Written by Jeff Layton
Tuesday, 13 June 2006
Some aid for those that use RAID
The Beowulf mailing list provides detailed discussions about issues
concerning Linux HPC clusters. In this article we turn our attention to
other mailinsg lists that also can provide useful information. In this
article I review some postings in the Rocks-Discuss and LVM mailing
lists where we report on RAID and file system preferences.
ROCKS: Raid
Most of the time the mailing lists for specific cluster applications or
cluster distributions are devoted to specific questions about the
application or distribution. However, some times you will see general
questions and very good responses from knowledgeable people on these
lists. Rocks is a popular cluster distribution. On January 6, 2004, a
simple question to the Rocks mailing list gave rise to some good
recommendations. Purushotham Komaravolu asked for recommendations for a
RAID configuration for about 200 GB of data (recall that RAID stands
for Redundant Array of Inexpensive Disks).
Greg Bruno provided the first answer. He said that for pure capacity
(not necessarily throughput) you should use a 3ware 8006-2LP serial ATA
controller with two 200 GB (Gigabyte) serial ATA drives that are
configured for mirroring (RAID-1). He said that this should give about
80 Megabytes/sec (MB/s) in read performance and about 40 MB/s in write
performance. For more performance, Greg recommended using a 3ware
8506-4LP serial ATA controller and four 100 GB ATA drives configured as
RAID-10 (two sets of mirrored drives which are then striped over the
two sets). Greg was estimating performance as 160 MB/s for read IO and
80 MB/s for write IO, if you use decent disks.
Jon Forrest joined in the discussion saying that he had a difficult
time getting the Promise and Iwill RAID cards (RAID-0 or RAID-1)
working with Linux. Greg Bruno responded that they had good luck with
3ware controllers and bad luck with the controllers that Jon mentioned.
However, Tim Carlson joined in that he was not impressed with the
RAID-5 performance of the 3ware controllers even using serial ATA
(SATA) drives. Tim said that he had never gotten more than 50 MB/s
using RAID-5 and SATA. He recommended going with SCSI drives and a SCSI
RAID controller along with software RAID. Tim finally suggested using a
box of IDE (ATA) disks with a back end controller that converts things
over to SCSI or FC (Fibre Channel). He said that in his experience this
solution scales nicely to tens of TB (terabytes).
Joe Landman jumped in to say that using RAID-5 for high performance is
not a good idea. Rather one should be using something like RAID-0
(striping) for increased performance. Joe also took issue with the idea
of using SCSI disks.
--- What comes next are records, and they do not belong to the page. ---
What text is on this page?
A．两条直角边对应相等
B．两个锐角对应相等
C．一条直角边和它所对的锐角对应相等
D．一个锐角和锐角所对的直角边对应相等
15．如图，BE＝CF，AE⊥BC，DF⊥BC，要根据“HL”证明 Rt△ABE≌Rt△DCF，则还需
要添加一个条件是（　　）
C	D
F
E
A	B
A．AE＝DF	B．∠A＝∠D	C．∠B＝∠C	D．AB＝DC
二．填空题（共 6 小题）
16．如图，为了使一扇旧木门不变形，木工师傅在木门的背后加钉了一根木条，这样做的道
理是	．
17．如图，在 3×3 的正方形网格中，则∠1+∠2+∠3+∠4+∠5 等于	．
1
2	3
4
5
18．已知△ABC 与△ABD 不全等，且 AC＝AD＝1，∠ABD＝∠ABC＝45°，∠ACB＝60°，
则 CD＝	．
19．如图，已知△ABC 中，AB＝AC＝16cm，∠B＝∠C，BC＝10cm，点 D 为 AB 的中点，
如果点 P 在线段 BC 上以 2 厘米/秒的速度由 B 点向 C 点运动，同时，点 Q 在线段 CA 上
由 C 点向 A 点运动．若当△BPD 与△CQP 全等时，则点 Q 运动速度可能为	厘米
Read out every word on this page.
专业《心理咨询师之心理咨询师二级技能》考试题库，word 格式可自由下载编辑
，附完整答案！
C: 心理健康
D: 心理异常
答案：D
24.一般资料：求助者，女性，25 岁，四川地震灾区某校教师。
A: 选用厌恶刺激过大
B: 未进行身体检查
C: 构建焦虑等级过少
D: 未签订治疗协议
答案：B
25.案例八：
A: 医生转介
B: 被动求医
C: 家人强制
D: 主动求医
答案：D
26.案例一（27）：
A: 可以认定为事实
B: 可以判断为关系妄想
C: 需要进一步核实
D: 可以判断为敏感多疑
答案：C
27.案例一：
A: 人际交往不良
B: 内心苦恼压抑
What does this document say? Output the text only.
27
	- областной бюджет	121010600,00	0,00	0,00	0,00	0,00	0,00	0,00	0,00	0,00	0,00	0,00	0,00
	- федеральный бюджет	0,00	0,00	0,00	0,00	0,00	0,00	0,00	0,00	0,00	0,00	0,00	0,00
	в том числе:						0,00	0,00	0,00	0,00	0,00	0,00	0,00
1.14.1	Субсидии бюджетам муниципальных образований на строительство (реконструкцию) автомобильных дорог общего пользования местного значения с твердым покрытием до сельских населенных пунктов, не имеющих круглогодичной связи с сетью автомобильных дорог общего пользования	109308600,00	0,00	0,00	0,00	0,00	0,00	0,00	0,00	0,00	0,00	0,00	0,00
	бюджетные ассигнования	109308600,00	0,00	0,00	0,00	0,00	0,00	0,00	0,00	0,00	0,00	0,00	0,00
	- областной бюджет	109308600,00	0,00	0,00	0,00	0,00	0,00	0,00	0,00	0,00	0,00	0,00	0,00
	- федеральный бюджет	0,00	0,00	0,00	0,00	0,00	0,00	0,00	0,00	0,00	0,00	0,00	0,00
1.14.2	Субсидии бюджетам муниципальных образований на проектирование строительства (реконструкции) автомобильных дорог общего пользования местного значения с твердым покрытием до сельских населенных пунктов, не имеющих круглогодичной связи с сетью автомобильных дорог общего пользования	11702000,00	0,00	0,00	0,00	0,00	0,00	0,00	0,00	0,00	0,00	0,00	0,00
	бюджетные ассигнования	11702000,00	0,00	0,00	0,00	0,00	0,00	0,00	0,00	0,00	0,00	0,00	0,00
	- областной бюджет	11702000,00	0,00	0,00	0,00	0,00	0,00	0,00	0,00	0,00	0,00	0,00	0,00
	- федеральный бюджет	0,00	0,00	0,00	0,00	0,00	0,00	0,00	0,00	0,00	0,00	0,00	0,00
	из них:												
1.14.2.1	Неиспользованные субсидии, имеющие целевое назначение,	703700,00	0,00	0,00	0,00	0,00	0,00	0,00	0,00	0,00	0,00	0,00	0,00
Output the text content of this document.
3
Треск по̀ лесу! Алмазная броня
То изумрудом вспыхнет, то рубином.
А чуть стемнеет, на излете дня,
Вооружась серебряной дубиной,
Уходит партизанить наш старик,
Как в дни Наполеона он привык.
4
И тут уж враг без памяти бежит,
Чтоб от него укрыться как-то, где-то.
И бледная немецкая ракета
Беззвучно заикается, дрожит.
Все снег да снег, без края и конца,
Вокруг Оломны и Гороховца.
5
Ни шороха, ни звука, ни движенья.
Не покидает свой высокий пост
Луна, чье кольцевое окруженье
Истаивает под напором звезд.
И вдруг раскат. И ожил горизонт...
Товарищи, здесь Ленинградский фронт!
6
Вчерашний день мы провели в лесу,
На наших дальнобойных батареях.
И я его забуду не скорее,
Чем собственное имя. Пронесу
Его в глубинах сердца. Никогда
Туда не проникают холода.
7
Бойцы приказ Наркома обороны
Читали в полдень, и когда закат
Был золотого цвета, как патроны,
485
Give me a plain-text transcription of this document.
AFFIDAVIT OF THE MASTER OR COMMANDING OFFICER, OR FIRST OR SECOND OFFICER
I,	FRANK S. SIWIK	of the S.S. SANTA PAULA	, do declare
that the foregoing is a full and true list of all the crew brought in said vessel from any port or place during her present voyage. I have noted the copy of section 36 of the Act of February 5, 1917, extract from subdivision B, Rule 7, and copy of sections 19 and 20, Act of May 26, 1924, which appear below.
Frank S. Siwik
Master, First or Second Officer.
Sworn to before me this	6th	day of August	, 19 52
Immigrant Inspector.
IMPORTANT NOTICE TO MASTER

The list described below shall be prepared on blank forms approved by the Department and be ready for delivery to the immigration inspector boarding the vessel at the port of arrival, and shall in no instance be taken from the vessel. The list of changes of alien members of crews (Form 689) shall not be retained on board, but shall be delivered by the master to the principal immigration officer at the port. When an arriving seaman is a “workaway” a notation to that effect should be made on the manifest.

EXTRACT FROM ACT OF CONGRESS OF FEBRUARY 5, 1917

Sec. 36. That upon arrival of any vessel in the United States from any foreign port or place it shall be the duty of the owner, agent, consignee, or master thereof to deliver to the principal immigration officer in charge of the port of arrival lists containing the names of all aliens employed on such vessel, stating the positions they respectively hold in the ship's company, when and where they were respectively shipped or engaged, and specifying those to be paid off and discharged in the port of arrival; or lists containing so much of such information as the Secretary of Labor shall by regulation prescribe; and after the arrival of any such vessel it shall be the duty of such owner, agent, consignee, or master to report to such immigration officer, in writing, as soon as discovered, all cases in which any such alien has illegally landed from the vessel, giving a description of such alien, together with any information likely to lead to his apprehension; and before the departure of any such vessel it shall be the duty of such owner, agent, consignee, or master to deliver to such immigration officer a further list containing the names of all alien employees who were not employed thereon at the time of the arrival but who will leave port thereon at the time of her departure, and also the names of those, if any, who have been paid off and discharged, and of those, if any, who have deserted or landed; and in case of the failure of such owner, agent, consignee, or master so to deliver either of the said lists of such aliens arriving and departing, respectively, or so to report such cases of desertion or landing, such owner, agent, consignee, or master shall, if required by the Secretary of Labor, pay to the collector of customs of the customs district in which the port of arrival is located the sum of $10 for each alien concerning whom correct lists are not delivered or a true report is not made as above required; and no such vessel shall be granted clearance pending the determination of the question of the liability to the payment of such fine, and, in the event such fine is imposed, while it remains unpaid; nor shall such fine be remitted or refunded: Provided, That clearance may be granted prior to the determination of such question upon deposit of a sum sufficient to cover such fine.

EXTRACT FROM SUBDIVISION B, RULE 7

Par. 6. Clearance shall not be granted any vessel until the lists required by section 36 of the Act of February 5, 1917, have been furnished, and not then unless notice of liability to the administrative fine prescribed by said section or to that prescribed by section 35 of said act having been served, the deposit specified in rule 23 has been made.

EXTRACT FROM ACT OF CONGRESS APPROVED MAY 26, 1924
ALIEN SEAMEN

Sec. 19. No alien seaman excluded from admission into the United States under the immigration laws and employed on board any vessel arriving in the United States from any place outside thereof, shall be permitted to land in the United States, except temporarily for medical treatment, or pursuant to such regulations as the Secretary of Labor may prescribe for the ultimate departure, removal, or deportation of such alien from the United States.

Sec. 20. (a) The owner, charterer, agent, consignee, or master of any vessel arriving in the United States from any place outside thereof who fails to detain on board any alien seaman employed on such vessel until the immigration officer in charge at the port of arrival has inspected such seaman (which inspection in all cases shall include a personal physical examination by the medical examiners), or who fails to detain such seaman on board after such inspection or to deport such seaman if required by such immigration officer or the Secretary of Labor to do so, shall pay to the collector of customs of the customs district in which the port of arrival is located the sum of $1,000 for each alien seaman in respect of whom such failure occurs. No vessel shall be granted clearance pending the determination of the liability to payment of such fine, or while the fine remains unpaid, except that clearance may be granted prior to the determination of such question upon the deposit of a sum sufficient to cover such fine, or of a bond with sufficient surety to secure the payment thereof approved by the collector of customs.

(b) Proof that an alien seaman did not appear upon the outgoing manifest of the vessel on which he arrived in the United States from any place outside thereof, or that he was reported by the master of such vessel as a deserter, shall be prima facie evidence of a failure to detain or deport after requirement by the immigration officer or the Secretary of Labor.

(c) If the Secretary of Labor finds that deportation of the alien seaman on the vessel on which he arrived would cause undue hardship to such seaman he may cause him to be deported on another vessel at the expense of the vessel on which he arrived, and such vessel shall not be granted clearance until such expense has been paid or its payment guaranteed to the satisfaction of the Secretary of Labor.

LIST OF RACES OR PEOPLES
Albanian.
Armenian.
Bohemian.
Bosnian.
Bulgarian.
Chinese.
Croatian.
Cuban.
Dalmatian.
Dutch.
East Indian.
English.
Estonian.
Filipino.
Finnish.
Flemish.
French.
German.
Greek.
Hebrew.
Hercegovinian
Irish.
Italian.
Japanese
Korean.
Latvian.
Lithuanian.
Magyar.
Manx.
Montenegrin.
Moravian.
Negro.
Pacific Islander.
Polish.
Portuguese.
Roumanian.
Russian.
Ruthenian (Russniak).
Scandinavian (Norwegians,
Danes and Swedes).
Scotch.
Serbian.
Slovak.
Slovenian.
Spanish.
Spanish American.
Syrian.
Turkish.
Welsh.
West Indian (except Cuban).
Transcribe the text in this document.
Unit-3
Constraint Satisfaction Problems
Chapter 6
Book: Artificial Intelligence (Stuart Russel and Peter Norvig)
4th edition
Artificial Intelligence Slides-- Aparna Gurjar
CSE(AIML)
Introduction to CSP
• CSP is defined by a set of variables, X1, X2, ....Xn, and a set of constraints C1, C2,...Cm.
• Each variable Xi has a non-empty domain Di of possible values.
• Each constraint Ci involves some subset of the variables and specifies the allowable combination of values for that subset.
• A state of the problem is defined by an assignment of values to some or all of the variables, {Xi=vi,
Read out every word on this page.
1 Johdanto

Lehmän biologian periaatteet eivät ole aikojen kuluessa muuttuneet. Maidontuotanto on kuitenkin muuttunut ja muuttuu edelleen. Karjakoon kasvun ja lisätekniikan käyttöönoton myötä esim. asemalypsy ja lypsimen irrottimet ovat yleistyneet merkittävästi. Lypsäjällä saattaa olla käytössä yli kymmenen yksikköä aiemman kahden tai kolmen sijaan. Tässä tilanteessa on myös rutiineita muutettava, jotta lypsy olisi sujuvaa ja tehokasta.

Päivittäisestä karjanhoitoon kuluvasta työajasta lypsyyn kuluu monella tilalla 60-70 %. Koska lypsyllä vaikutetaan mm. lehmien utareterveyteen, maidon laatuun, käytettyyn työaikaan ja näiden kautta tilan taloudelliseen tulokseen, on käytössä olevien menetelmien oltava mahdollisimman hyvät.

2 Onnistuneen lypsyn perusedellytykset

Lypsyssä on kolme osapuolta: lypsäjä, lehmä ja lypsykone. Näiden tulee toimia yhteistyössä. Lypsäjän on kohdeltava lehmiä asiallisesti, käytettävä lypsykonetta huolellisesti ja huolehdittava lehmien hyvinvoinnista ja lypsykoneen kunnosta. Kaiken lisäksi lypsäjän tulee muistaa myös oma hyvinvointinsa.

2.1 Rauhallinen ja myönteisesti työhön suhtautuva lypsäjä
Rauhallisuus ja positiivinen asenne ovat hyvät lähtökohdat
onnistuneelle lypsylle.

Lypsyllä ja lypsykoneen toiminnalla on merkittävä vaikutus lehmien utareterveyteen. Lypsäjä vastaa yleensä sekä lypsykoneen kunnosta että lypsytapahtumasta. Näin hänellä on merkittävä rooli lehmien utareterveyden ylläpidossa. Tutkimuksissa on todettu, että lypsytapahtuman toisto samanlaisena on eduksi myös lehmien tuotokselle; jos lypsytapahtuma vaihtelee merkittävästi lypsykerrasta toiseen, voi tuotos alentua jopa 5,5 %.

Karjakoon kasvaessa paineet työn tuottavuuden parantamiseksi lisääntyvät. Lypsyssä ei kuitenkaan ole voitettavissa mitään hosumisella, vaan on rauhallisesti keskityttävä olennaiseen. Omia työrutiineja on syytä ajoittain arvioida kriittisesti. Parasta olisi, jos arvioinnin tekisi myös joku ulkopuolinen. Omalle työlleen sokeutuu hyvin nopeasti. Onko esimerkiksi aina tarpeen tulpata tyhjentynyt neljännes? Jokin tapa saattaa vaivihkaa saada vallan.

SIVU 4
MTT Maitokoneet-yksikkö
Joe said that in his experience ATA drives were
very good but suffered from an interrupt problem that leads to
increased CPU load to the point that you could swamp a CPU by writing
many, many small blocks at the same time (think of a cluster head node
or NFS file server). SCSI controllers hide this behind a controller
interface. Joe went on to discuss that current CPUs have much more
power than the controller in a RAID card. However, combining software
RAID over a cheap hardware controller is asking for trouble,
particularly for large loads. Joe ended that he agreed with Tim's
recommendation of using IDE disks with a back end controller that
converts to SCSI or FC.
A little later Joe said that the important question was what file
system people were running on their RAID disks. Joe said that XFS was
the best and should be incorporated into ROCKS (note that XFS is now
part of the standard 2.4 and 2.6 kernels from kernel.org). Joe Kaiser
chimed in that he thought XFS was great and that they have had very
good luck with it. Tim Carlson jumped back in to say that he has good
luck with ext3. Joe Kaiser responded that they had some data corruption
with ext3 for large arrays when the disk has been filled all of the
way. Joe and Tim then discussed several aspects of design including the
importance of understanding your data needs and your data layout.
This discussion points out that there are several important
considerations when designing a file server for a cluster.
Considerations such as your data layout, the host machine (CPU power),
disk types, RAID controllers, monitoring capabilities, and file system
choice, can all have a great effect on the resultant IO performance.
ROCKS: Using Other File Systems
A couple of months after the previous discussion about RAID, a
discussion about alternative file systems was begun on the
ROCKS-Discuss mailing list. On 16 April, 2004, Yaron Minsky asked about
using something other than ext2 on the master node of his ROCKS
cluster, particularly ReiserFS or XFS. Phillip Papadopoulos replied
that this was a bug in ROCKS 3.1.0 forcing you to use ext2 and would be
fixed in the next release. However he did say that you could convert
the ext2 filesystem to ext3 using C to add a journal.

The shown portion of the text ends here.